"For everyone who asks receives; the one who seeks finds; and to the one who knocks, the door will be opened” (Matt. 7:8). This prelude to Jesus’ teaching on the Golden Rule is the basis of everything that occurs within the St. Pius X Catholic High School Theology Department.
From the moment students enter our classroom doors, our department strives to reach all students in the various stages of their faith journeys as they ask questions about life and ultimate meaning and seek truth in our world today. The department pursues these goals by:
- Grounding all teaching in Catholic doctrine according to the Magisterium
- Calling students to continual conversion and a deeper relationship with the Lord
- Encouraging students to develop and nourish an active sacramental life by offering opportunities for reception of the Eucharist and Reconciliation
- Fostering classroom environments that encourage questioning and a continual search for truth, so that students are able to integrate their faith life into their overall life as members of the St. Pius X Community and into the world at large
- Exploring the faiths and beliefs of major world religions so that students have the opportunity to compare and contrast what the Church teaches with alternative worldviews, thereby inviting them to conclude that the Gospel is the truest and surest path to joy and salvation.
- Recognize that the chief role of Catholic religious education is to cultivate and encourage the spiritual development of students who are, according to Christian anthropology, “loved by God, with a mission on earth, and a destiny that is immortal;” bearing this in mind, the Department cultivates in academic, spiritual, and service-oriented ways the virtues of self-respect, self-love, and of love for others - a love that is universal.
- Bearing in mind that the Lord Jesus came to live among us to show us the Father’s love, the Theology Department teaches all curriculum with a focus on following the Lord’s command to “love one another as I have loved you (John 13:34).”
- Grounded in the Lord’s command to “love one another,” the Theology Department strives to cultivate the basic elements of a Christian social ethic, based on the following key components:
- The human person, who is the central focus of the social order
- Justice, which is the recognition of the rights of each individual
- Honesty, which is the basic condition for all human relationships
- Freedom, which is the basic right of each individual and of society
- The justice to which all men and women have a right as children of God
- The Theology Department also strives to cultivate among students an awareness of the reality that the goods of the earth are gifts of God, and are not the privilege of some individuals or groups while others are deprived of them.

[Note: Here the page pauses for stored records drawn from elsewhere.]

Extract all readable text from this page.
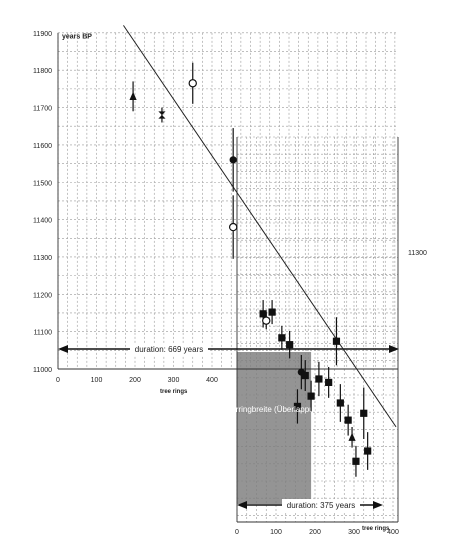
Jahrringbreite (Überlappung)
11000
11100
11200
11300
11400
11500
11600
11700
11800
11900
0	100	200	300	400
years BP
tree rings
0	100	200	300	400
tree rings
11300
duration: 669 years
duration: 375 years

- The Theology Department encourages each student to develop a willingness to embrace life, and also his or her own unique vocation, as a fulfilment of God's will.
- The Theology Department seeks to help students “discover the real value of the Sacraments,” namely through:
- Demonstrating that the Sacraments “accompany the believer on his or her journey through life,” and “make the mystery of Christ present” in their lives
- Helping students understand “that Jesus Christ is always truly present in the Sacraments which he has instituted,” especially the Eucharist and the Sacrament of Reconciliation
- Guiding students to encounter these religious experiences not as “something externally imposed,” but as “a free and loving response to the God who first loved us”
The Department’s ultimate goal is to foster a deep devotional life rooted in the Sacraments and so create the habit of receiving them for “all the years that follow.”
All quotes are taken from The Religious Dimension of Education in a Catholic School: Congregation for Catholic Education.
The Theology Department invites students to continual conversion and active participation in the Catholic community by providing a learning environment in which they are taught a rigorous academic curriculum coupled with spiritual development practices.
9th Grade: Starting in their freshman year, students are invited and encouraged to develop an understanding of the gifts of worship, sacraments, and traditions that form the basis of our Catholic Identity, in order to cultivate an educated and faithful morality.
10th Grade: In their second year of study, Sophomores are led through the study of scripture, reflecting on the meaning of God’s word from both exegetical and theological perspectives. Discussions center around the applicability of Divine Revelation to students’ lives.
11th Grade: As Juniors, students encounter our Catholic history in order to develop a sense of pride in, and responsibility for, our Catholic heritage, particularly in relation to its role in the development of society today. As students engage the timeline of Christian history, the curriculum intersperses an exploration of four major world religions (Judaism, Islam, Hinduism, and Buddhism), encouraging students to come to an empathetic understanding for the motivations of faith, while garnering a greater appreciation for and understanding of their own tradition
12th Grade: Seeking to prepare and equip students to live out their faith beyond Saint Pius X, the Senior Theology courses examine both the reasonableness of Christianity through the application of logic and philosophy, as well as the role of Catholic Social Teaching today, particularly in the realms of politics, economics, and culture. Reflecting upon Christ’s call in their lives, students are encouraged to respond, through their particular vocation, to the needs facing our contemporary world.